The Revenant
Billy Collins
I am the dog you put to sleep,
as you like to call the needle of oblivion,
come back to tell you this simple thing:
I never liked you.
When I licked your face,
I thought of biting off your nose.
When I watched you toweling yourself dry,
I wanted to leap and unman you with a snap.
I resented the way you moved,
your lack of animal grace,
the way you would sit in a chair to eat,
a napkin on your lap, knife in your hand.
I would have run away,
but I was too weak, a trick you taught me
while I was learning to sit and heel,
and--greatest of insults--shake hands without a hand.
I admit the sight of the leash
would excite me
but only because it meant I was about
to smell things you had never touched.
You do not want to believe this,
but I have no reason to lie.
I hated the car, the rubber toys,
disliked your friends and, worse, your relatives.
The jingling of my tags drove me mad.
You always scratched me in the wrong place.
All I ever wanted from you
was food and fresh water in my metal bowls.
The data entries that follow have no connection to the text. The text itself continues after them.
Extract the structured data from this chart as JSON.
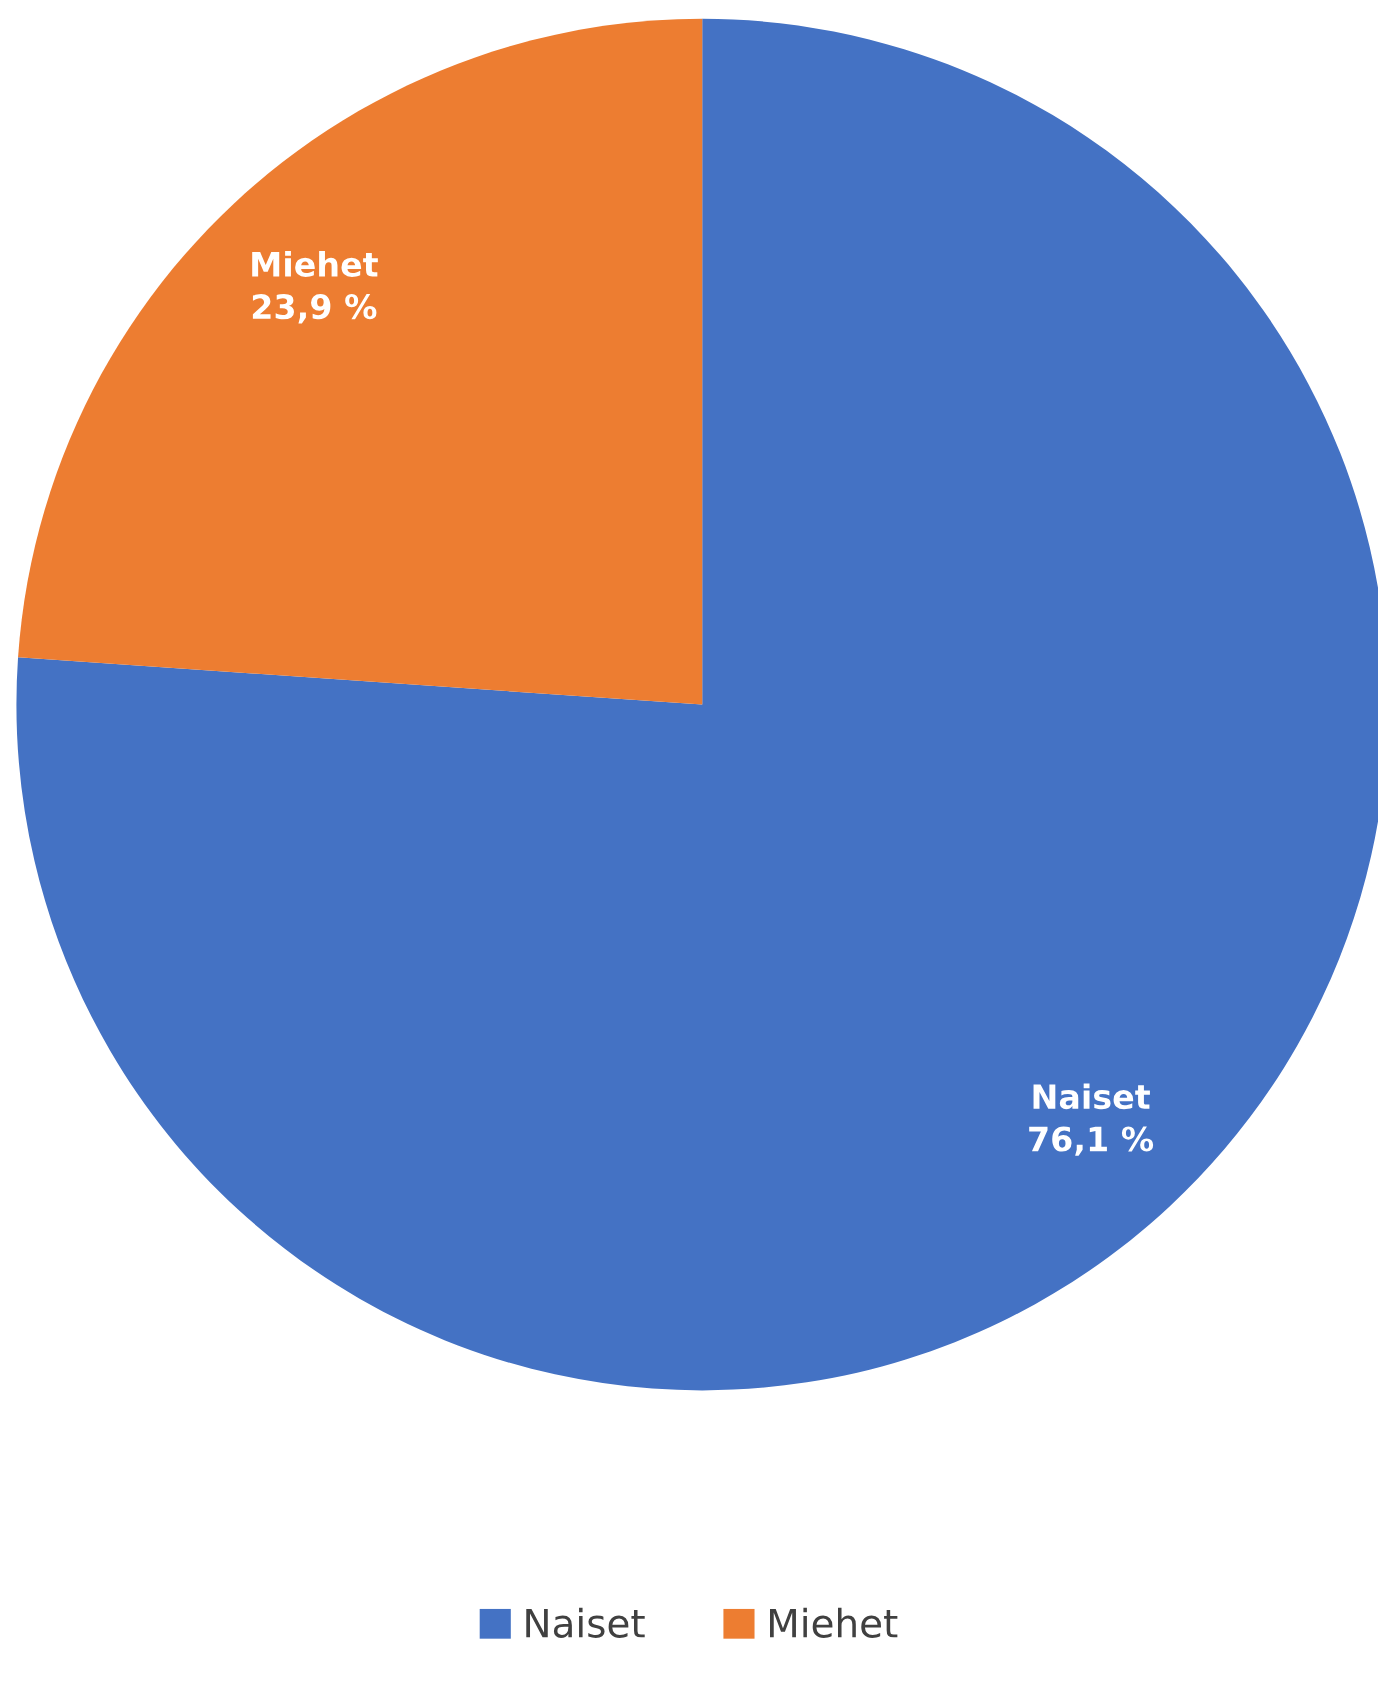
{
  "chart_data": {
    "type": "pie",
    "categories": [
      "Naiset",
      "Miehet"
    ],
    "values": [
      76.1,
      23.9
    ],
    "colors": [
      "#4472c4",
      "#ed7d31"
    ],
    "value_labels": [
      "76,1 %",
      "23,9 %"
    ],
    "legend": "bottom"
  }
}
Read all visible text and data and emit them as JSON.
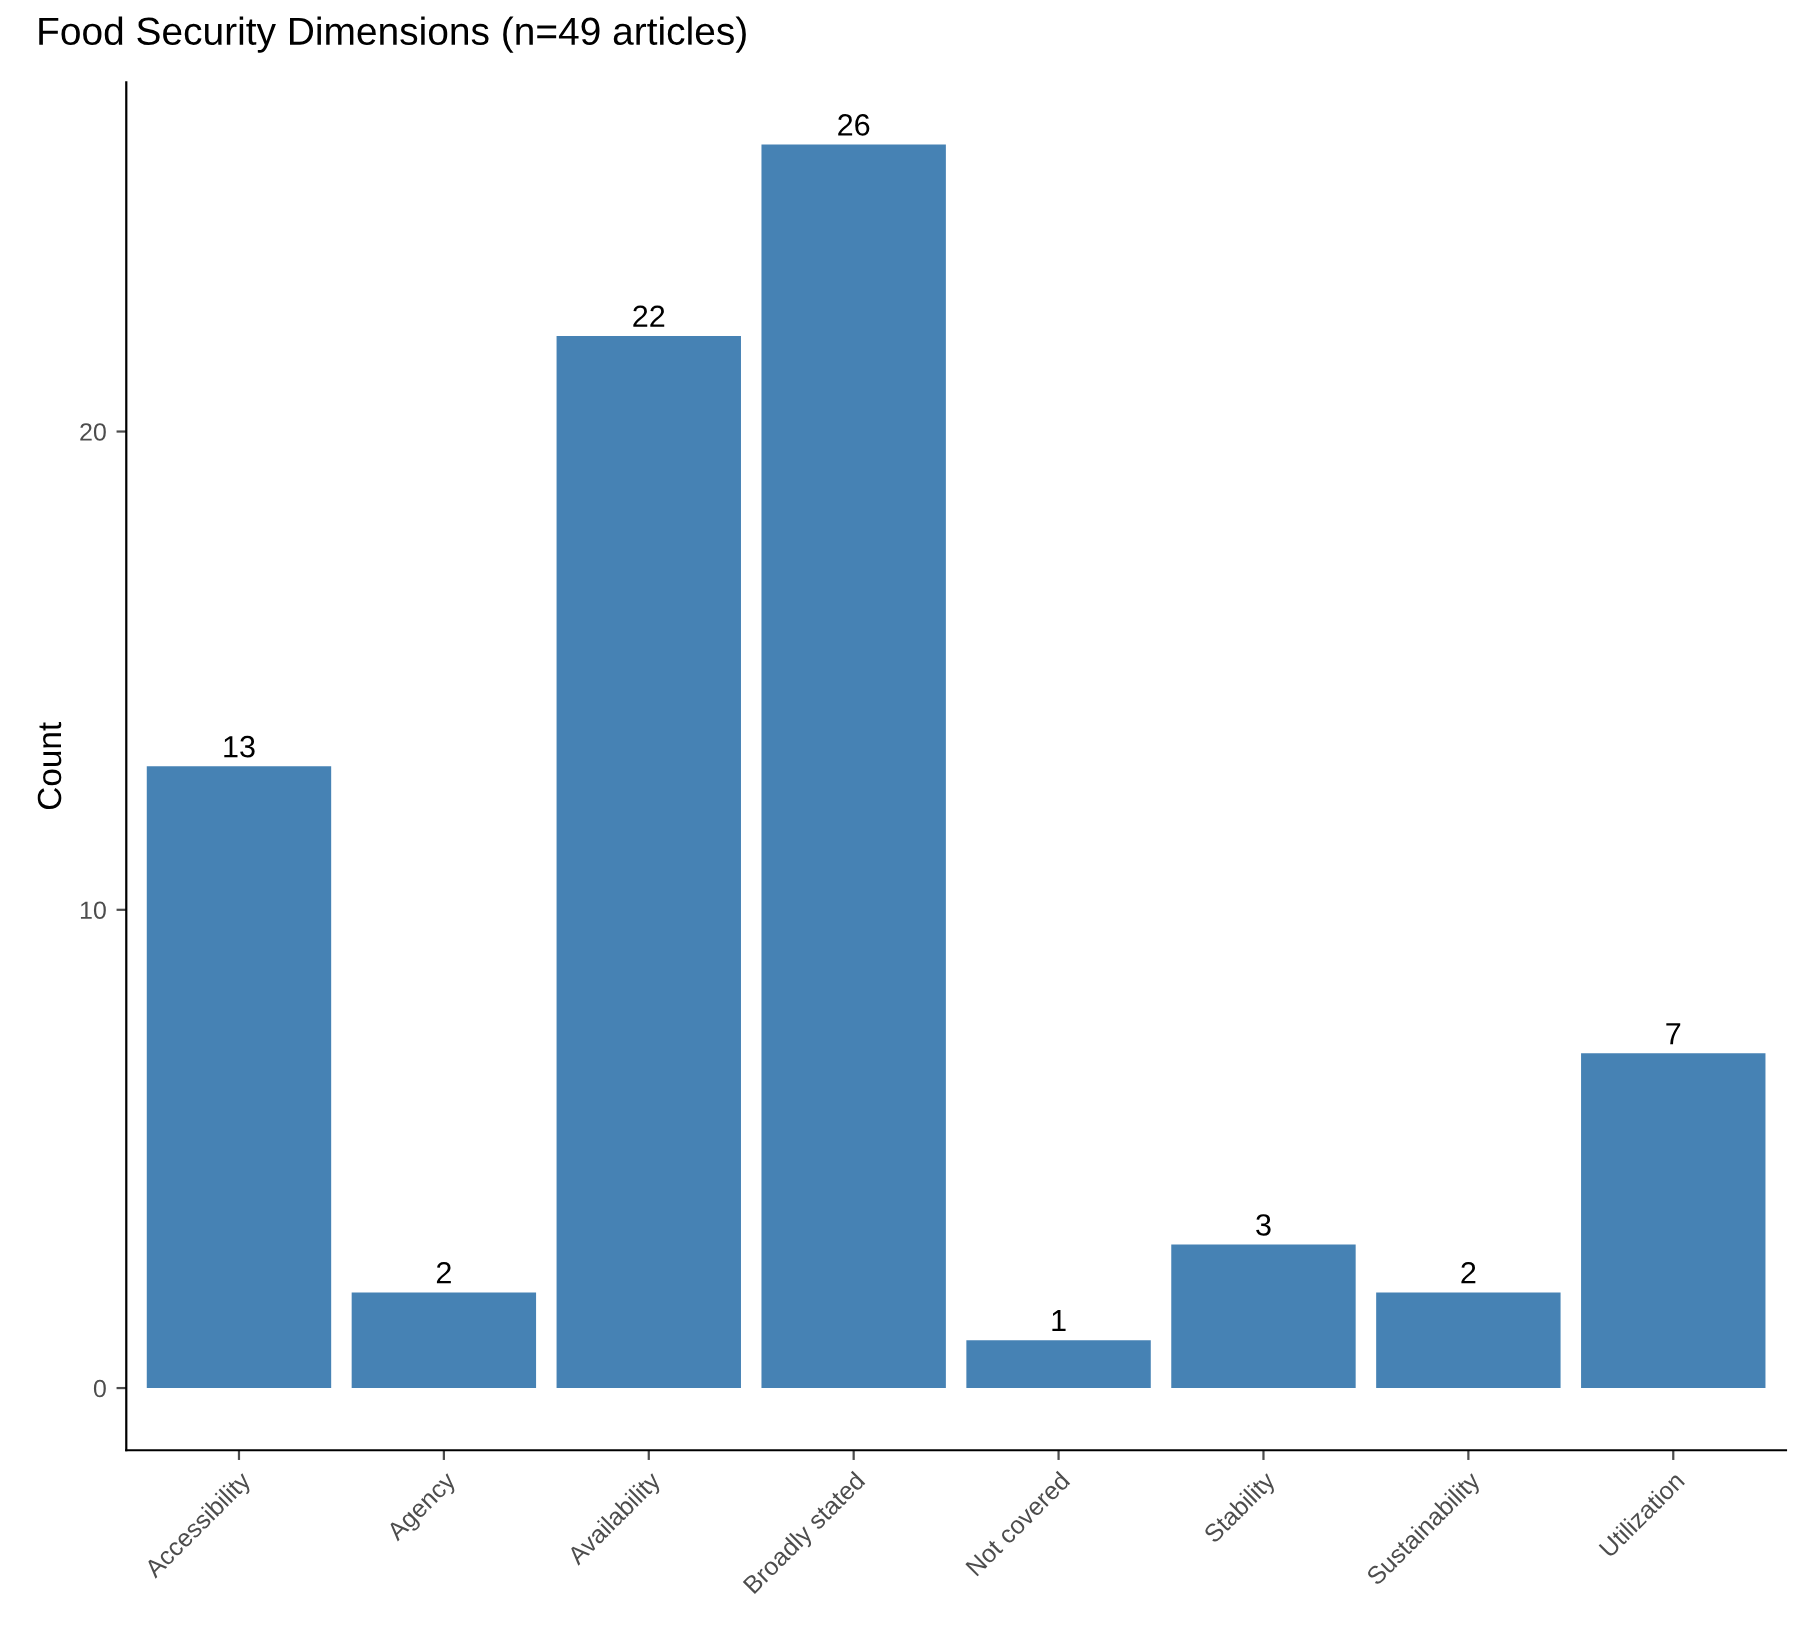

While you slept, I watched you breathe
as the moon rose in the sky.
It took all of my strength
not to raise my head and howl.
Now I am free of the collar,
the yellow raincoat, monogrammed sweater,
the absurdity of your lawn,
and that is all you need to know about this place
except what you already supposed
and are glad it did not happen sooner--
that everyone here can read and write,
the dogs in poetry, the cats and all the others in prose.
My Dog Practices Geometry
Cathryn Essenger
I do not understand the poets who tell me
that I should not personify. Every morning
the willow auditions for a new role
outside my bedroom window—today she is
Clytemnestra; yesterday a Southern Belle,
lost in her own melodrama, sinking on her skirts.
Nor do I like the mathematicians who tell me
I cannot say, "The zinnias are counting on their
fingers," or "The dog is practicing her geometry,"
even though every day I watch her using
the yard's big maple as the apex of a triangle
from which she bisects the circumference
of the lawn until she finds the place where
the rabbit has escaped, or the squirrel upped
the ante by climbing into a new Euclidian plane.
She stumbles across the lawn, eyes pulling
her feet along, gaze fixed on a rodent working
the maze of the oak as if it were his own invention,
her feet tangling in the roots of trees, and tripping,
yes, even over themselves, until I go out to assist,
by pointing at the squirrel, and repeating, "There!
There!" But instead of following my outstretched
arm to the crown of the tree, where the animal is
now lounging under a canopy of leaves,
catching its breath, charting its next escape,
she looks to my mouth, eager to read my lips,
confident that I—who can bring her home
from across the field with a word, who
can speak for the willow and the zinnia—
can surely charm a squirrel down from a tree.
The Storm
Mary Oliver
Now through the white orchard my little dog
romps, breaking the new snow
with wild feet.
Running here running there, excited,
hardly able to stop, he leaps, he spins
until the white snow is written upon
in large, exuberant letters,
a long sentence, expressing
the pleasures of the body in this world.